Whilst, therefore, Socialists habitually speak of the transfer of ownership to "the State," the form of their practical proposals varies greatly, according to drcumstances. The highly-centralised German system of government is reflected in the comparatively centralising tendency of the German Socialist party (which now numbers about one million electors and holds 36 seats in Parliament). In France and Italy the long-established and extensive autonomy of local communes inspires a more general inclination towards the advocacy of decentralisation. The recognition, however, of the fact that industrial and commercial class interests tend more and more to transcend not only local, but national, limits, that important industrial services are very generally most efficiently provided through combination of capital and concentration of control, and that the effect of the private ownersship of capital is continually to promote such combination, counterbalances the tendency to distrust that extension of bureaucracy which seems to be involved in centralisation, and the hesitation to attempt the difficult task of establishing democratic control over productive and distributive industries.

In England the Collectivist movement has made gradual but continuous progress, through the legal regulation of hours and conditions of work and the municipal acquisition and administration of property and industries. The Poor Law and, much more notably, the Education Law are embodiments of Socialist principle, whilst the principle of regulating wages by democratic consent, instead of by competition (one of the earliest projects of Socialists), has recently (1894) engaged much public attention (in the form of the plea for "a living wage") and has established itself in the national arsenals and dockyards and in the election of many local authorities under pledge to pay "Trade Union" rates of wages to their employees.

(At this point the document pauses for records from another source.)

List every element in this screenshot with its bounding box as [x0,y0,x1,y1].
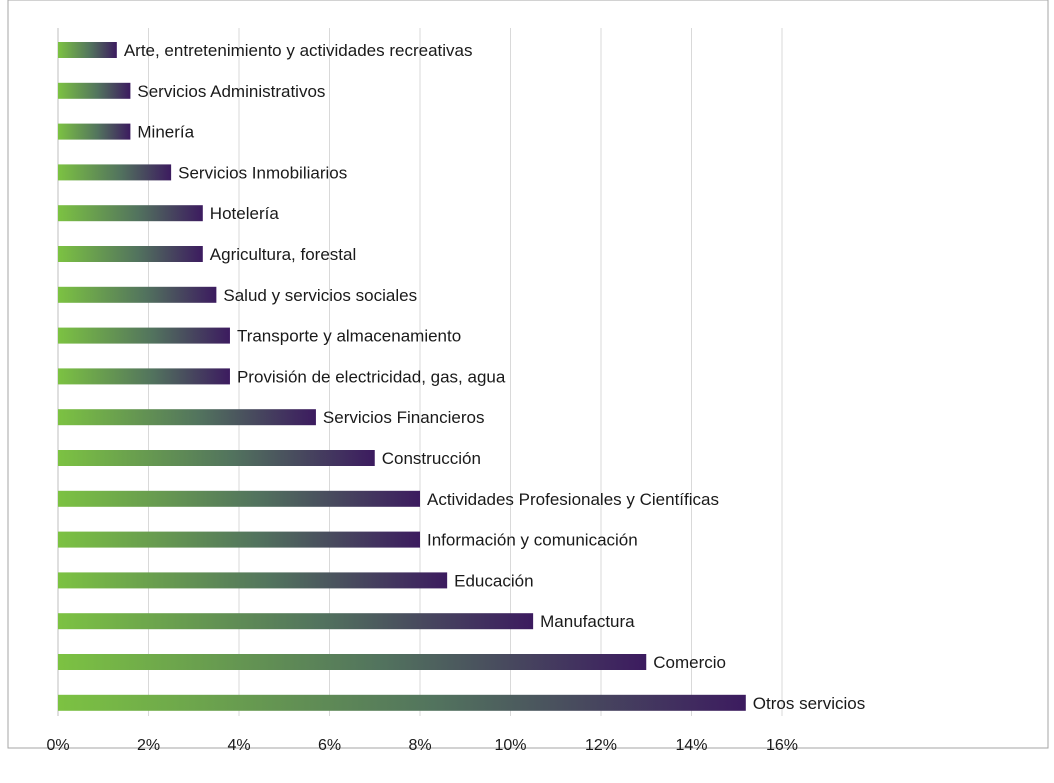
bar [58,531,420,548]
bar [58,164,172,181]
x-tick-label: 12% [585,737,617,754]
bar-category-label: Manufactura [540,612,635,631]
bar-category-label: Arte, entretenimiento y actividades recr… [124,41,473,60]
x-tick-label: 16% [766,737,798,754]
x-tick-label: 4% [227,737,250,754]
bar-category-label: Salud y servicios sociales [223,286,417,305]
bar [58,654,647,670]
bar-category-label: Minería [137,123,194,142]
bar [58,286,217,303]
bar-category-label: Agricultura, forestal [210,245,356,264]
x-tick-label: 10% [494,737,526,754]
bar [58,205,203,222]
gridlines [57,28,783,716]
bar [58,246,203,262]
bar-category-label: Educación [454,571,533,590]
bars [58,42,746,711]
x-tick-label: 2% [137,737,160,754]
bar [58,450,375,466]
bar-category-label: Otros servicios [753,694,865,713]
bar-category-label: Construcción [382,449,481,468]
bar-category-label: Servicios Financieros [323,408,485,427]
bar [58,409,316,426]
bar-category-label: Actividades Profesionales y Científicas [427,490,719,509]
bar-category-label: Comercio [653,653,726,672]
bar [58,42,117,58]
bar [58,613,534,630]
bar [58,368,230,385]
bar [58,82,131,99]
x-tick-label: 0% [46,737,69,754]
bar-category-label: Servicios Administrativos [137,82,325,101]
x-tick-label: 14% [675,737,707,754]
bar [58,490,420,507]
bar-labels: Arte, entretenimiento y actividades recr… [124,41,865,713]
bar-category-label: Provisión de electricidad, gas, agua [237,367,506,386]
bar-category-label: Servicios Inmobiliarios [178,163,347,182]
x-axis-tick-labels: 0% 2% 4% 6% 8% 10% 12% 14% 16% [46,737,798,754]
bar-category-label: Información y comunicación [427,531,638,550]
chart-border [7,0,1049,749]
bar [58,327,230,344]
bar-category-label: Hotelería [210,204,280,223]
x-tick-label: 6% [318,737,341,754]
bar [58,123,131,140]
bar-category-label: Transporte y almacenamiento [237,327,461,346]
bar [58,694,746,711]
x-tick-label: 8% [408,737,431,754]
bar [58,572,448,589]
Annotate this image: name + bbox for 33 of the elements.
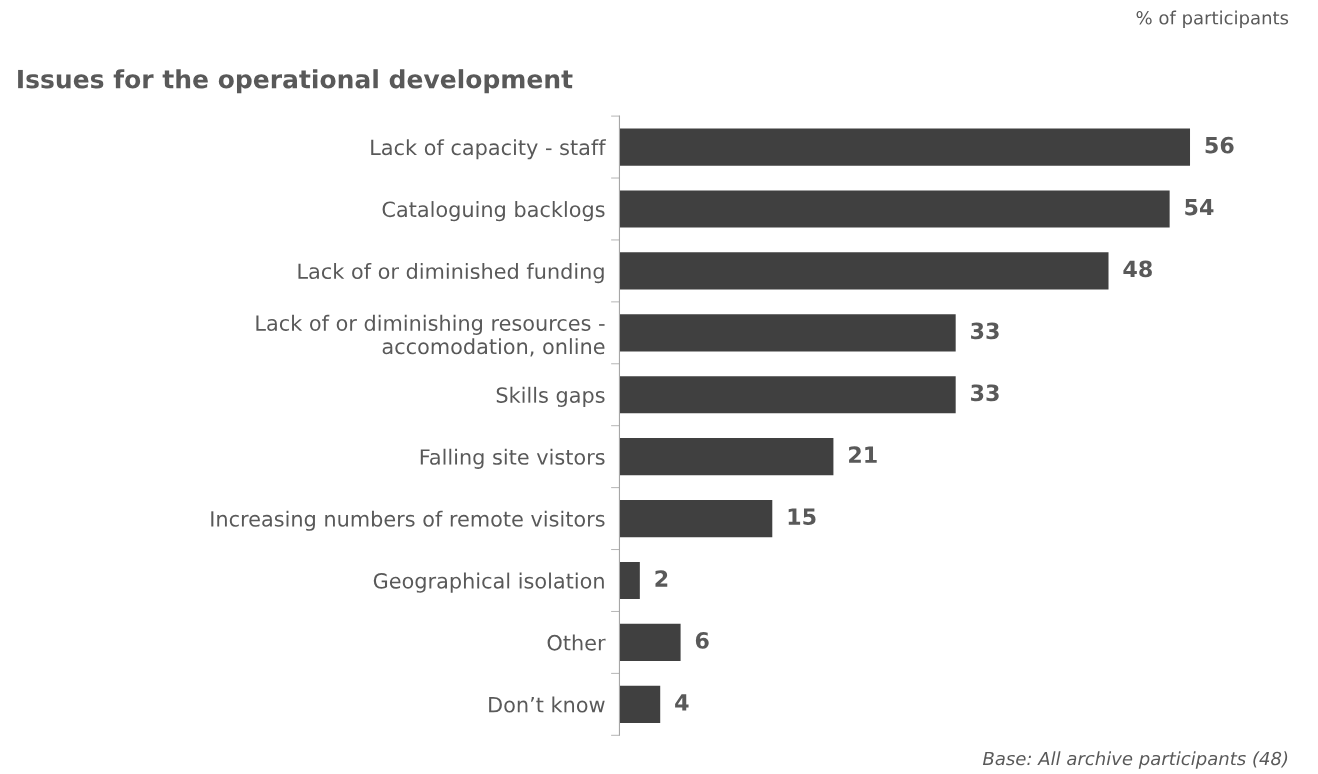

Social Democrats, who form the majority of Socialists, aim, therefore, at abolishing the subjection of labour to capital, and the recurrent over-production and lack of employment, which are features of the competitive system, together with the social inequality between workers and possessors, by means of constructive organisation under democratic control: and they aim more and more universally at acquiring and establishing this control, not by any sudden revolutionary stroke, but by altering the laws and institutions of each country through their existing political machinery. Anarchism, which must be regarded as a branch of the Socialist movement, would abolish the subjection of the wage-earners by simple destruction of all existing organisation and authority.